Por outro lado queria colocar aqui a seguinte questão: eu tenho a minha estação a debitar os dados em: http://www.wunderground.com/swf/Rapid_Fire.swf?units=metric&station=ISPDIADE2
(Wunderground.com/Azores/SantaMaria/estações particulares)
e tenho uma web cam no endereço: praiaformosa.icv99.net (enter sem password).

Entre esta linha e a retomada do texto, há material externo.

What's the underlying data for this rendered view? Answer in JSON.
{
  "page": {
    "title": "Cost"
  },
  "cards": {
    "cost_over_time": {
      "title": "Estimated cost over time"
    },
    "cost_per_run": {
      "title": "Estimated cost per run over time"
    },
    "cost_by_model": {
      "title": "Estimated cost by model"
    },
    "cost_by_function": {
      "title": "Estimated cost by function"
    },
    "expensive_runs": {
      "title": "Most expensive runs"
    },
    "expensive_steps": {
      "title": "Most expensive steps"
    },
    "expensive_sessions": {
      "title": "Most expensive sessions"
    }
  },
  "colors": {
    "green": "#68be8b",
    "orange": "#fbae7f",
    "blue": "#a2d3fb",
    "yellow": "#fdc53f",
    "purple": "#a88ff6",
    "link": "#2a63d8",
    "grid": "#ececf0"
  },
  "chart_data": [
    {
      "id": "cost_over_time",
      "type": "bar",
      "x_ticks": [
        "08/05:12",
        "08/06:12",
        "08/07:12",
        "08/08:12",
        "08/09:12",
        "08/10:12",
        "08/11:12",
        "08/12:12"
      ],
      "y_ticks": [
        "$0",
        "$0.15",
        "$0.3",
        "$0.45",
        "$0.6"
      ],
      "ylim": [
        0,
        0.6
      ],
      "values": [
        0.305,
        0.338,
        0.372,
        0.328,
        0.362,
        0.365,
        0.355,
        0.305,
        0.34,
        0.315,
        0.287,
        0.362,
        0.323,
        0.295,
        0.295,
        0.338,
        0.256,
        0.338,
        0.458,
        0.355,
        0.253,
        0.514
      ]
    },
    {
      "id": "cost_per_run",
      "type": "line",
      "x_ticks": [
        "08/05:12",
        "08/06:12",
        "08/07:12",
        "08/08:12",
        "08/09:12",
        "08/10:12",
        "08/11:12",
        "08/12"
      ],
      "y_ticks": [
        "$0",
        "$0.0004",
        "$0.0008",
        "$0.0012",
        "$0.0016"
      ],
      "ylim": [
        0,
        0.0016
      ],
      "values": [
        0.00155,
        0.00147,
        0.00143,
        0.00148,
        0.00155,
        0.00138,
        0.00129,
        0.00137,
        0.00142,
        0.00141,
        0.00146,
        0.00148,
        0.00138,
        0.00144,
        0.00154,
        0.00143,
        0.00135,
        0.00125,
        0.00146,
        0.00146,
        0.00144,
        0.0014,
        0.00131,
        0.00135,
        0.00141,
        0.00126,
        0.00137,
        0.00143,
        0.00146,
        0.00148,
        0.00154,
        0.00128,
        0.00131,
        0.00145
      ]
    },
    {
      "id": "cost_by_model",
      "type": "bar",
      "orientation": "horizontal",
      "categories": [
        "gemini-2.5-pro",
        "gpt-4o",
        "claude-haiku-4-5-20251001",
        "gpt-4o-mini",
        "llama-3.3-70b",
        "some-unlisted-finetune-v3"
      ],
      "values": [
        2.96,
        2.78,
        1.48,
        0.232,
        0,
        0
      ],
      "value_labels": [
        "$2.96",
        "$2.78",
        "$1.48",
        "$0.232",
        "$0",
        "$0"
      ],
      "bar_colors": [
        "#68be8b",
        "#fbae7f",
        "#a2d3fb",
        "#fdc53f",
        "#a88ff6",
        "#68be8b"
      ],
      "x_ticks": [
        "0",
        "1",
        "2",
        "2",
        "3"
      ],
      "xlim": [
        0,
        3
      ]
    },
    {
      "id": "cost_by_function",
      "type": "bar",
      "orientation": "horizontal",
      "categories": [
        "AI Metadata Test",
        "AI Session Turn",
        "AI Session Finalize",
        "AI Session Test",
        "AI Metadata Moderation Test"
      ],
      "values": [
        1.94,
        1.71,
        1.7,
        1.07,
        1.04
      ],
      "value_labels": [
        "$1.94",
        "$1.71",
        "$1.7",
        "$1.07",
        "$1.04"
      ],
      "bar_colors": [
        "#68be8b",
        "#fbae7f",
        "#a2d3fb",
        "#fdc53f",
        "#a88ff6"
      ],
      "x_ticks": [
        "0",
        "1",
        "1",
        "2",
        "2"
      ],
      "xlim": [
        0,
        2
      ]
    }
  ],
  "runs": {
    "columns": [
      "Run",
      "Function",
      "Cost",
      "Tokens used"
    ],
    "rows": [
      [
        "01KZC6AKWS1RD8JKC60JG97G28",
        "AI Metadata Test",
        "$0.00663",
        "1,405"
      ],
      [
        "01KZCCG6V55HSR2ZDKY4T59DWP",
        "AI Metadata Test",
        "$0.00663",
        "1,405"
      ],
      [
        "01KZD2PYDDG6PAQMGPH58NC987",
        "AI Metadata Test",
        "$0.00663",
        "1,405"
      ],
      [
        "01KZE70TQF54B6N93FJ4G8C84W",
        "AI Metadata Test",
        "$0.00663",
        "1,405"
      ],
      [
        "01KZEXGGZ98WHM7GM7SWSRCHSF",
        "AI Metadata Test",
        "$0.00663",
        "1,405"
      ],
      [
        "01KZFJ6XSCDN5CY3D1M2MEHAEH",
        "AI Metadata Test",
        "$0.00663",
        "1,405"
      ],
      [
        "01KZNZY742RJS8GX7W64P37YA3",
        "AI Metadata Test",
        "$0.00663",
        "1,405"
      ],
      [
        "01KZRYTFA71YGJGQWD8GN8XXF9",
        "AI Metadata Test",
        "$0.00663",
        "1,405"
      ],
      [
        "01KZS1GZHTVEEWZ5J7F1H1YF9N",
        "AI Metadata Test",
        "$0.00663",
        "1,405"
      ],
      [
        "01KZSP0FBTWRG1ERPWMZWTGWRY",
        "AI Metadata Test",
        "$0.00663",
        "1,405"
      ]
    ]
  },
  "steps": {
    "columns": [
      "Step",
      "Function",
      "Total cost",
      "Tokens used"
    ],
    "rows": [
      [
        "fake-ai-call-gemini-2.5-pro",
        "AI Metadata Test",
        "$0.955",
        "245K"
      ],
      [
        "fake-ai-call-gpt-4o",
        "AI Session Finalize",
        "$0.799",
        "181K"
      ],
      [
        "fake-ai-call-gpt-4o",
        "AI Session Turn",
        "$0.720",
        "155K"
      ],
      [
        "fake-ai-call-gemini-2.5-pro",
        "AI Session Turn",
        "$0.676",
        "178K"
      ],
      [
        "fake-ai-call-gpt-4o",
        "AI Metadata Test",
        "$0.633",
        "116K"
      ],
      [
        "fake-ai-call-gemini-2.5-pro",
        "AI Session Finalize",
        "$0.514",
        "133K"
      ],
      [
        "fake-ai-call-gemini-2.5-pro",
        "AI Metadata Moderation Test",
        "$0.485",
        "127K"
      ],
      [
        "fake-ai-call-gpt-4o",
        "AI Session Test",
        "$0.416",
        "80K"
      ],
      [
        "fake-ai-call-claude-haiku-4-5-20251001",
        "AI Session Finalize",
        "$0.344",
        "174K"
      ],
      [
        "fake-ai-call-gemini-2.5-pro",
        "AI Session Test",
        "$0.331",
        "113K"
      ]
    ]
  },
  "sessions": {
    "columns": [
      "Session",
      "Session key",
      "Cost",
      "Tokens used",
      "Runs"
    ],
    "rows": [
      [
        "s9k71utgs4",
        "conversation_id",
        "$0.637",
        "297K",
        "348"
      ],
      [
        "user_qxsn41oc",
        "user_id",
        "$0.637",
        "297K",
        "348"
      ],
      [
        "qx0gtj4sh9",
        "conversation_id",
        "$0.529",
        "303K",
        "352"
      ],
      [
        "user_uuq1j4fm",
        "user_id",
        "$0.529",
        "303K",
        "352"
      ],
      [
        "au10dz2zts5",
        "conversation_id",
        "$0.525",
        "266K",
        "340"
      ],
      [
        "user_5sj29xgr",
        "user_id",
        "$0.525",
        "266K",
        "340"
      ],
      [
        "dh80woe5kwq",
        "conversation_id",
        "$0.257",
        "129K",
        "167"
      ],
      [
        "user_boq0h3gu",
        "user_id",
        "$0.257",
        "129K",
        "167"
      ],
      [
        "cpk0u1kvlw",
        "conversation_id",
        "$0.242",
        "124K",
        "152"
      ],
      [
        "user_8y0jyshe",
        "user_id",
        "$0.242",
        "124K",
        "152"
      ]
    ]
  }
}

o meu objectivo seria juntar as duas informações num só local, ou seja, uma pagina que tivesse a imagem de fundo da web cam e a informação meteo em simultâneo. Onde encontro as dicas necessárias para conseguir lá chegar??
Tks 
Lumes


----------



## joaoj (4 Nov 2008 às 21:34)

Boa noite
Depois de receber a minha estacao e o nslu2 segui o tutorial para converter o converter no METEHUB.
Tudo correu bem, acedi ao nslu2 normalmente, activei  o software, alterei a hora a latitude e longitude e no momento em que tentei salvar as alteracoes disse-me: "Atingido o tempo limite de conexão" e desde entao nao voltei a conseguir aceder ao linksys...
Ja reiniciei tudo e continua igual.
Alguem me pode ajudar ?

Resolvido-------------------------


----------



## Minho (5 Nov 2008 às 22:38)

*Re: How-to - Converter o NSLU2 em Meteohub*



Lumes disse:


> olá Minho
> o meu objectivo seria juntar as duas informações num só local, ou seja, uma pagina que tivesse a imagem de fundo da web cam e a informação meteo em simultâneo. Onde encontro as dicas necessárias para conseguir lá chegar??
> Tks
> Lumes



O MeteoPT.com oferece o alojamento grátis no nosso servidor. O único custo será apenas o de registar um domínio (por ex. aqui http://www.godaddy.com/ ) com o nome que queres dar ao teu site. Depois contacta-me por mensagem privada para te dar acesso ao alojamento e informação ou ajuda adicional.


----------



## Lightning (18 Jan 2009 às 14:14)

Minho, obrigado pelo tutorial. Assim quando vier o material já posso configurar o NSLU2 sem problemas.


----------



## Daniel Vilão (27 Jan 2009 às 23:12)

Penso já ter concluído a instalação do meteohub ou, pelo menos, quase concluído.
Já estou na fase de colocar a pen no NSLU2 com o ficheiro em formato *.dd* e consultar o IP do meteohub.
O que acontece é que já tentei todos os IP possíveis para o meteohub e nenhum deles abre; não consigo passar daqui.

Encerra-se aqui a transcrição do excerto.